Врач как будто понимающе (и в лице его даже как будто уменьшился интерес) неторопливо покивал головой, и Иван Ильич замолчал – ожидая, что врач ему скажет, что же он понял. И действительно – после минутной паузы Михаил Степаныч спросил:
– Видимо, у вас возникли… какие-то нравственные проблемы? В связи с тем, что вы разрабатываете орудие уничтожения?
Иван Ильич покачал головой.
– Несколько лет назад я перешел в другую лабораторию. Сейчас я занимаюсь чисто теоретическими исследованиями.
– Извините, а с чем это было связано?
– Это произошло, когда соперничество с потенциальным противником потеряло в моих глазах всякий смысл… когда суммарная мощность боеприпасов превысила потребную для уничтожения человечества.
– То есть совершенствовать бомбы стало бессмысленно, – сказал врач.
– Ну, в общем да… Главное было уже не бомбы, а носители и защита от них. И, как ученому, заниматься тем, что бессмысленно, мне стало неинтересно.
– Значит, ваши, так сказать, морально-этические взгляды не сыграли здесь никакой роли?
– Сыграли. Просто сначала я понял чисто техническую бессмысленность дальнейшей разработки вооружений… я помню, мне пришла на ум такая фантасмагория: поскольку в глобальной войне мир будет все равно уничтожен, то для так называемого удара возмездия совершенно излишне тратиться на ракеты и прорыв ПВО: проще взорвать все свои бомбы на своей территории, ведь все равно пропадать, – и в мире ни одной живой души не останется… Так вот, сначала я понял бессмысленность всей этой гонки… вообще странно, что раньше не понял, но вы ведь знаете, наука затягивает и отнимает порой здравый смысл… в тех областях, что лежат вне ее, – а уже потом, как следствие этого осознания, изменились и мои взгляды на производство оружия вообще. Я пришел к выводу, что в этом направлении работать преступно.

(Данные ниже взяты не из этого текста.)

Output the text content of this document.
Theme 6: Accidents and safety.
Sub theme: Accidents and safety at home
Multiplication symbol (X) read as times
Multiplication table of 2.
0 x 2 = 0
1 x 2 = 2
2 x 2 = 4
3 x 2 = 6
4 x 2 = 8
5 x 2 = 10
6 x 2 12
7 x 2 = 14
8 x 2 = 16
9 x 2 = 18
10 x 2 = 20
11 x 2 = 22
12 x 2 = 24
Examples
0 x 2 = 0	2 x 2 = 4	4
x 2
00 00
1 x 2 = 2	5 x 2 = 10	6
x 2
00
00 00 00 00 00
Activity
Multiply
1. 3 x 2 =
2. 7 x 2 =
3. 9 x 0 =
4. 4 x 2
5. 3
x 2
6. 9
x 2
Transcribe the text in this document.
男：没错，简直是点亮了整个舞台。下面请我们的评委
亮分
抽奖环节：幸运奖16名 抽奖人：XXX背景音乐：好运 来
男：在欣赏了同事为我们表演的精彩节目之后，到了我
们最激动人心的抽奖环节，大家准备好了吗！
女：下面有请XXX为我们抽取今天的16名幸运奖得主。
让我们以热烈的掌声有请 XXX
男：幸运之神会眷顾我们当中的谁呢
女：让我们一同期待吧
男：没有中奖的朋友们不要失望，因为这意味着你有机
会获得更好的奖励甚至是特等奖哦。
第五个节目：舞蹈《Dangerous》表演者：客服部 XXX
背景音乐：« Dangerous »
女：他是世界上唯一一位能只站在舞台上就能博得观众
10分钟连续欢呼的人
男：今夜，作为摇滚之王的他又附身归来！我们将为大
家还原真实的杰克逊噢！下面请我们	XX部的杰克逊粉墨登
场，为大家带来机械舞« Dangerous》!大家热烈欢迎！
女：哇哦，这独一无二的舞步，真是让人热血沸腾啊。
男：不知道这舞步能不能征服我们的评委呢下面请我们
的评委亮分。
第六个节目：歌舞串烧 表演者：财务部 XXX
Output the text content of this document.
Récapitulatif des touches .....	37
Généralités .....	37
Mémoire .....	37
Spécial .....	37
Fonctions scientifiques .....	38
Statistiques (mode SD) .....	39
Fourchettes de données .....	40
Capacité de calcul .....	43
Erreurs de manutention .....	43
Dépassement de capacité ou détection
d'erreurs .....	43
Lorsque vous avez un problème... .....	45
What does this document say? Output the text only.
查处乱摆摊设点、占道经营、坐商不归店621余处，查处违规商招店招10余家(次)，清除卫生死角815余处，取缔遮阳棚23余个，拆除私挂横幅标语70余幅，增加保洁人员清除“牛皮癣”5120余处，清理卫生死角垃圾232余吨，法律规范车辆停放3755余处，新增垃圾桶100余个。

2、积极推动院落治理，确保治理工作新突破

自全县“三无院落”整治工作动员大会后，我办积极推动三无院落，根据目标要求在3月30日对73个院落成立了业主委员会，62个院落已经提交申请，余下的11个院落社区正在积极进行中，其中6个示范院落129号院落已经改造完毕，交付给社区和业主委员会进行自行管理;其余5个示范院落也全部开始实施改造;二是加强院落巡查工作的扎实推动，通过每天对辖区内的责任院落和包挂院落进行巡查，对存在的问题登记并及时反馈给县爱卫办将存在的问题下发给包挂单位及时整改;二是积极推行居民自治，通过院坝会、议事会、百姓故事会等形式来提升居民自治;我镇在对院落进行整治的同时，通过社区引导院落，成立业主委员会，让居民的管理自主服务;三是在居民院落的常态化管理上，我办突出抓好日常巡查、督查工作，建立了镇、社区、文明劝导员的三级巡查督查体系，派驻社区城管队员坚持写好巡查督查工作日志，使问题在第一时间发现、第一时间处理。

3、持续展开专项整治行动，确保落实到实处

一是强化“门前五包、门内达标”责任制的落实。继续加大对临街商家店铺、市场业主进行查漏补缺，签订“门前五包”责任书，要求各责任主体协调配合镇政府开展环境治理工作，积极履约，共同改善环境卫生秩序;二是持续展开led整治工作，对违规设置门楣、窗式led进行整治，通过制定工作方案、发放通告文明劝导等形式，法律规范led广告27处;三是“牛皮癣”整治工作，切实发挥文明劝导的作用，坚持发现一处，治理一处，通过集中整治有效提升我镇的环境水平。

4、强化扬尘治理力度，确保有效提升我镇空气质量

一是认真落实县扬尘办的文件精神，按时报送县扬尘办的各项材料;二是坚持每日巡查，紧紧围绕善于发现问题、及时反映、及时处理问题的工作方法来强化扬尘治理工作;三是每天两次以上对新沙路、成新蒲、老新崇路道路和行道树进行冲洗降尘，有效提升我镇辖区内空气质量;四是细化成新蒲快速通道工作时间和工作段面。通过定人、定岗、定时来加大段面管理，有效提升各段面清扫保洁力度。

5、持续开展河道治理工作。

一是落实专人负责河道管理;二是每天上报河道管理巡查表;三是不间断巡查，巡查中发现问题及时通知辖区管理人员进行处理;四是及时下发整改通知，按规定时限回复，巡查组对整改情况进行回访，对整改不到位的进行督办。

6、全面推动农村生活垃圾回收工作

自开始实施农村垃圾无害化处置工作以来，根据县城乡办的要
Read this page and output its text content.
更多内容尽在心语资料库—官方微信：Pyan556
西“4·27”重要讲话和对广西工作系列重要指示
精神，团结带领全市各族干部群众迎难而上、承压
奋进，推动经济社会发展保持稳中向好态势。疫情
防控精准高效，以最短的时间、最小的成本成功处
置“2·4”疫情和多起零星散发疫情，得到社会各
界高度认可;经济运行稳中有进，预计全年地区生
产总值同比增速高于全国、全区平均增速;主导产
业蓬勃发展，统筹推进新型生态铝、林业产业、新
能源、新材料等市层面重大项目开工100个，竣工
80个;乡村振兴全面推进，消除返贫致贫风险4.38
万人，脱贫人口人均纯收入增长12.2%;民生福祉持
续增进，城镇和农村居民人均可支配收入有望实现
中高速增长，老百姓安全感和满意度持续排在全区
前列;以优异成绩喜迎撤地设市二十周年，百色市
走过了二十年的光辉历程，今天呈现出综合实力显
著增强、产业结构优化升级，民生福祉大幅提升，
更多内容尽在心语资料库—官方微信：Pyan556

– И вы считаете, что… ядерный паритет, например, не нужен?
– В сложившихся условиях, когда накоплено столько оружия, – нет. Вам, может быть, покажется странным то, что я говорю… но сейчас было бы безопаснее, если бы у одной из великих ядерных держав – Америки или России – вовсе бы не было ядерного оружия. Тогда в случае войны ядерный удар – причем очень ограниченный, потому что сопротивление будет сразу подавлено, да и для победителя самоубийственно сильно загрязнять атмосферу, – будет нанесен только одной стороне… которая проиграет войну, но человечество останется целым. Ответные же удары в двусторонней ядерной войне… которая ограниченной быть не может, она перерастет в тотальную в считанные дни, если не часы и минуты, – представляются мне даже не просто бессмысленной, а какой-то психопатической местью: отомстить всем шести миллиардам – в том числе и себе – так, чтобы вообще никого и ничего не осталось. А ведь в конце концов… хотя и говорят, что каждый народ заслуживает свое правительство, народное большинство крайне редко выступает инициатором войн.
– Но я всегда понимал дело так, – сказал врач, – что атомное оружие есть оружие сдерживания. Любой войны – в том числе и обычными средствами.
– Раньше я сам думал так… то есть сразу после института я вообще ни о чем не думал, я просто с головой окунулся в науку – знаете, как конструкторы более приземленного, что ли, стрелкового оружия: упиваются кинематикой и абстрактными техническими характеристиками своего детища, не думая о том, что из этого детища будут стрелять в людей. Из автомата Калашникова убили уже, наверное, больше, чем за всю мировую войну, – а он ничего… да, так вот: сначала я вообще ни о чем не думал, кроме науки, – прибавьте сюда еще пыл самоценного юношеского само– и честолюбия, потом, годам к двадцати пяти, чувство моей сопричастности грандиозному делу пробудило во мне заразу патриотизма… во-первых, я о многом тогда не знал, а во-вторых, эта самая болезнь среди оборонщиков свирепствует как нигде – быть может, это сублимированный подсознательный страх, что они станут никому не нужны, если патриотизма не будет… В тридцать я уже работал, трезво, без сантиментов считая: Америка и Советский Союз – это, конечно, не черное и белое, а нечто в первом приближении равнопятнистое – ну, может быть, пятна в разных местах, – и страх перед применением ядерного оружия удержит человечество от новой войны…
Иван Ильич замолчал… вспомнил себя двадцать лет назад. Двадцать лет – как вчера.